Hakikat, liyakat, katılımcı, çoğulcu demokrasi bize çok uzak kalmış olabilir ama en azından üzerinde çalışılmış yalanlarla muhatap olacak kadar değer görmeye hakkımız var.

Bu, bagajı fazla ağırlaşmış muhalefete, ince bir sitemdir. Umarım anlarlar.

Burada filmin yönetmeni David Gordon Green’e, yapımcısına ve senaristlerine şu teşekkürü de borç bilirim. Tüm dünyada tanınan ünlü siyasi danışman ve kampanya stratejisti James Carville yerine bir kadın oyuncu kullanmak büyük bir cesaret. Dünyayı; adil, iyilikle dolu ve paylaşımcı bir halde görmeye ömrüm vefa etmeyecek sanırım. Bu mevcut koşullar altında iyiliği yayamıyorsak, cinsiyet eşitliğinde çıtayı değiştirmeliyiz.

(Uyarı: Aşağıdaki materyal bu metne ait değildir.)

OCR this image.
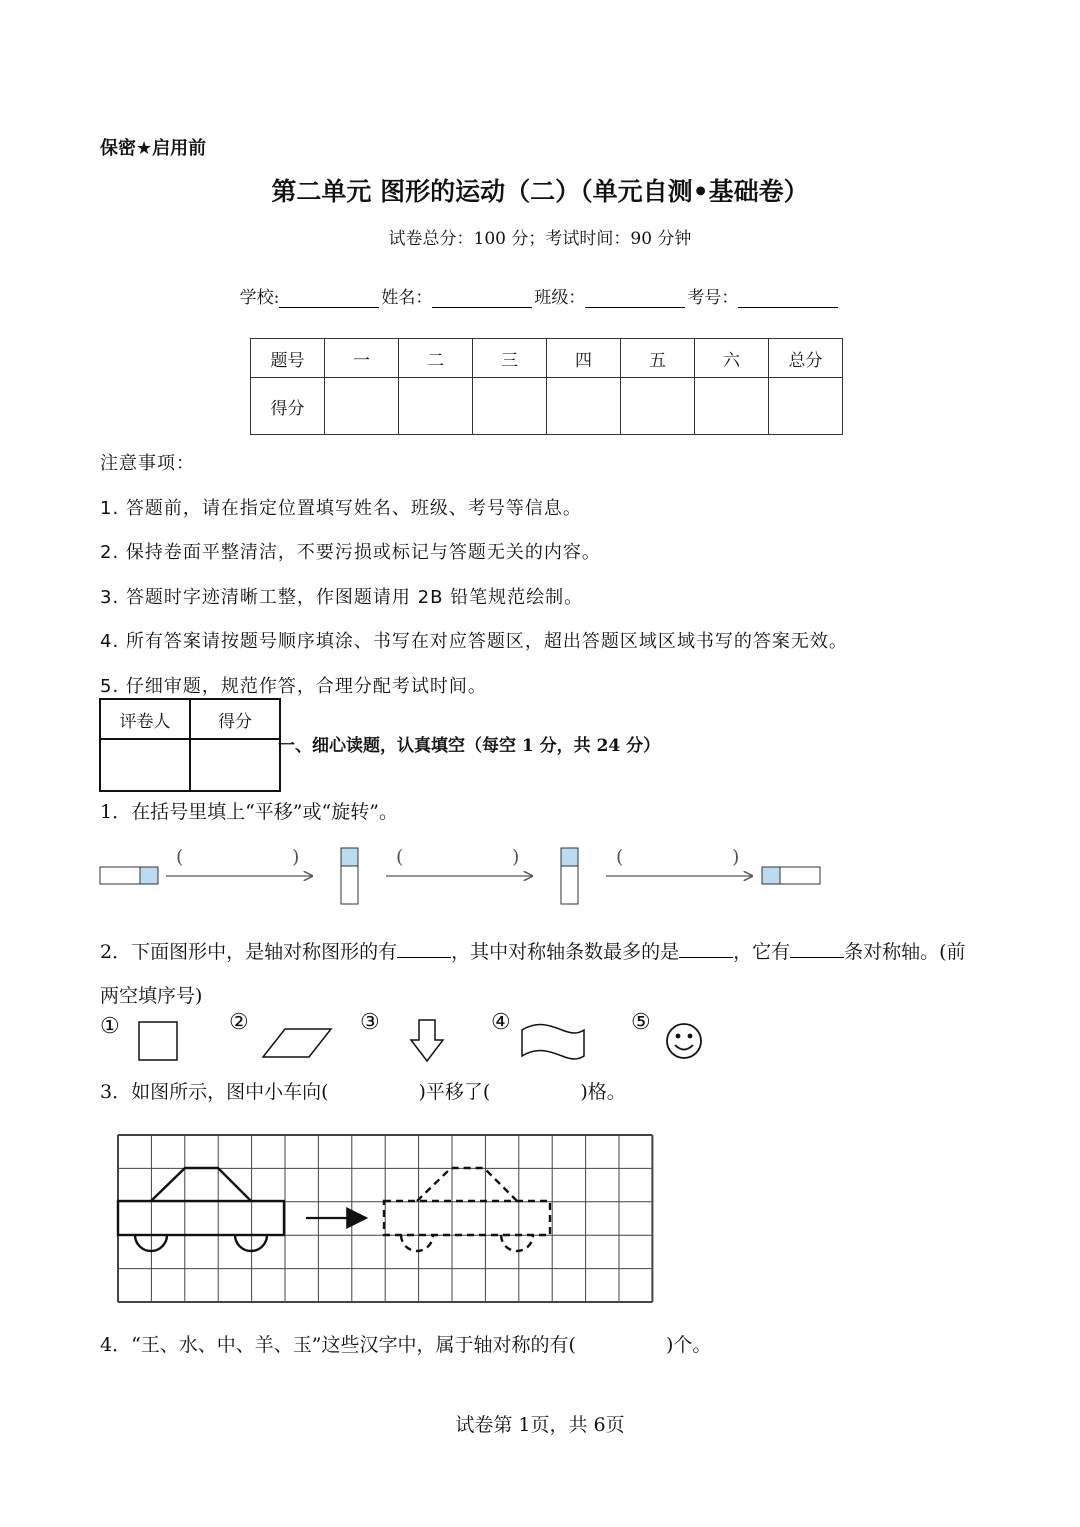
保密★启用前
第二单元 图形的运动（二）（单元自测•基础卷）
试卷总分：100 分；考试时间：90 分钟
学校:	姓名：	班级：	考号：
题号	一	二	三	四	五	六	总分
得分							
注意事项：
1. 答题前，请在指定位置填写姓名、班级、考号等信息。
2. 保持卷面平整清洁，不要污损或标记与答题无关的内容。
3. 答题时字迹清晰工整，作图题请用 2B 铅笔规范绘制。
4. 所有答案请按题号顺序填涂、书写在对应答题区，超出答题区域区域书写的答案无效。
5. 仔细审题，规范作答，合理分配考试时间。
评卷人	得分

一、细心读题，认真填空（每空 1 分，共 24 分）
1．在括号里填上“平移”或“旋转”。
(	)	(	)	(	)
2．下面图形中，是轴对称图形的有	，其中对称轴条数最多的是	，它有	条对称轴。(前两空填序号)
①	②	③	④	⑤
3．如图所示，图中小车向(	)平移了(	)格。
4．“王、水、中、羊、玉”这些汉字中，属于轴对称的有(	)个。
试卷第 1页，共 6页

Gerçek cinsiyet eşitliğini, kadın olduğumuz için kodlarımızda anaçlık, şefkat olduğu varsayımından vazgeçilerek, pozitif ayrımcılığa ihtiyaç duymadığımız, erkekler kadar tehlikeli, riskli, korkutucu ve profesyonel görünebildiğimizde kazanacağız.

Filmi izlerken, kadın bir stratejistin, iyilikten uzak olan işini, en iyi şekilde yaptığında dünyayı nasıl etkilediğini görünce, buna kani oldum.

Bir filmden iki toplumsal mesaj çıkardım kendime, size de aklınızda iz bırakan, bakış açınızı değiştiren bol sinemalı bir pazar dilerim.